Молча, не произнося ни звука, рукой указываю на нужный кабинет.
— Ты записана сегодня на прием или это экспромт и, — мама приглядывается к табличке на двери, — уважаемый эксперт не в курсе, какой ему сейчас достанется нервный экспонат?
Мама тихо смеется и громко вздыхает. Понимаю, что она тоже устала от меня.
— Да. Я предварительно записалась и подтвердила в регистратуре.
— Он репродуктолог? Здесь, — указывает рукой на дверь, — не указана его специализация, малыш. Поэтому…
— Гинеколог-эндокринолог.
— Понятно.
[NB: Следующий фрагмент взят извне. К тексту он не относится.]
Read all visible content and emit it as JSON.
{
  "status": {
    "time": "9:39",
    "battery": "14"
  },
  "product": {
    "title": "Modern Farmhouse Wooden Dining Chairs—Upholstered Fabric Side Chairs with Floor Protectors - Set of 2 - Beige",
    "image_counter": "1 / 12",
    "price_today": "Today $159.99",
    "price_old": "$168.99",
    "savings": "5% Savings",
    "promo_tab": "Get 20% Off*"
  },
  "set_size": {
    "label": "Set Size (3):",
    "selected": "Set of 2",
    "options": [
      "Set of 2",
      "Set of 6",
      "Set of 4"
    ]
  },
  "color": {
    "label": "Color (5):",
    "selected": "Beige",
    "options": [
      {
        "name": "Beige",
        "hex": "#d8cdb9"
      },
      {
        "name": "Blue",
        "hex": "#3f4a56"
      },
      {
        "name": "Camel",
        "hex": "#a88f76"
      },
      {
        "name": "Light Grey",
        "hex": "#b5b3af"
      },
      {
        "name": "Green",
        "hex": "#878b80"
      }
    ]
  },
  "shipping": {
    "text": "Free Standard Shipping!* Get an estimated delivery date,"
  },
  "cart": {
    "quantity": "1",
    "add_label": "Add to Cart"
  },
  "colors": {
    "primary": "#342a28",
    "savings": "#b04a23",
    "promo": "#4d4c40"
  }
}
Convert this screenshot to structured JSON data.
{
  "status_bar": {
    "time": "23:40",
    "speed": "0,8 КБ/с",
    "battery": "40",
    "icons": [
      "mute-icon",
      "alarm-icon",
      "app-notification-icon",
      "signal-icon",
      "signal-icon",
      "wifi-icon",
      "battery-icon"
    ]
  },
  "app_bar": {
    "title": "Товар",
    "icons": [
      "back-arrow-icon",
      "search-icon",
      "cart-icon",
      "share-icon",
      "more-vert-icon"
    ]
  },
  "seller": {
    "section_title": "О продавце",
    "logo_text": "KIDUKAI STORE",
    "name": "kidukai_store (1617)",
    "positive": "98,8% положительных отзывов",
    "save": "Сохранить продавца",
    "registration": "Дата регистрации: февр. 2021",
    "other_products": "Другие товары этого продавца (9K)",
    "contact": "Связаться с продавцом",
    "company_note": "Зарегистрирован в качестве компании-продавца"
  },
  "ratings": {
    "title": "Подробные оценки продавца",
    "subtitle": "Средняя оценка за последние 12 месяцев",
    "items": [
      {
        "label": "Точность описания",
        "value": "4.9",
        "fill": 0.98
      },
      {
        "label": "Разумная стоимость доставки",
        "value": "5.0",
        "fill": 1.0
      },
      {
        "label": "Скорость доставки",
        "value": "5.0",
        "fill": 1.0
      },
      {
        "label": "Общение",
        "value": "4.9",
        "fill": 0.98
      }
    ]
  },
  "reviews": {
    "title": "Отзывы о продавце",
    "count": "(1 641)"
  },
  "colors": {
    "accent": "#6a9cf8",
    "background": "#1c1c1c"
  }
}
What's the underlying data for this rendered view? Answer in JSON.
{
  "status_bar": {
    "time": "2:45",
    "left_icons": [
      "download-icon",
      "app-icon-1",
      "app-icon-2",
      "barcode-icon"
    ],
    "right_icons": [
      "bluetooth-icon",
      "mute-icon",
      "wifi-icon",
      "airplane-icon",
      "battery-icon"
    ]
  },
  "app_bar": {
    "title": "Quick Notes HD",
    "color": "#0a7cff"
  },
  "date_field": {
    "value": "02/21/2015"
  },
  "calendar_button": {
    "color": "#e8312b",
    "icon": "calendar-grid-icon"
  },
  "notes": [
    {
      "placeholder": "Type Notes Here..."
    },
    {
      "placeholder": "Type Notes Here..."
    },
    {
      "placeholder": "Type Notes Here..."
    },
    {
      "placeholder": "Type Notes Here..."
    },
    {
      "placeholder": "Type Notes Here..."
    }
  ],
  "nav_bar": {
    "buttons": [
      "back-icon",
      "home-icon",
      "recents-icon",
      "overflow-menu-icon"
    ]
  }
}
Значит так,…
Она разворачивает любимую «золотую куклу Прохорова» к себе лицом и, глядя прямо мне в глаза, командным тоном выдает:
— … сегодня, дорогая и любимая дочь, просто плановый осмотр. Просто! Как обычно! Никаких вынужденных гормональных анализов, никаких биопсий, лапароскопий, всякой инвазивной чуши. Я — мать, а значит, пока еще имею право голоса, хоть тебе уже и много лет. Консультация и обычный прием. Привет-пока, все ли у меня в порядке, УЗИ, жалобы, осмотр. Все! Я сказала!
— Мам… — как будто я напрашиваюсь на все те жуткие процедуры, о которых вечерами в тайне от Максима читала, пока он был занят или спал. — Пожалуйста, это важно… Я думала, что ты меня поддержишь, поэтому и позвала тебя. Максим не поймет, и он — мужчина…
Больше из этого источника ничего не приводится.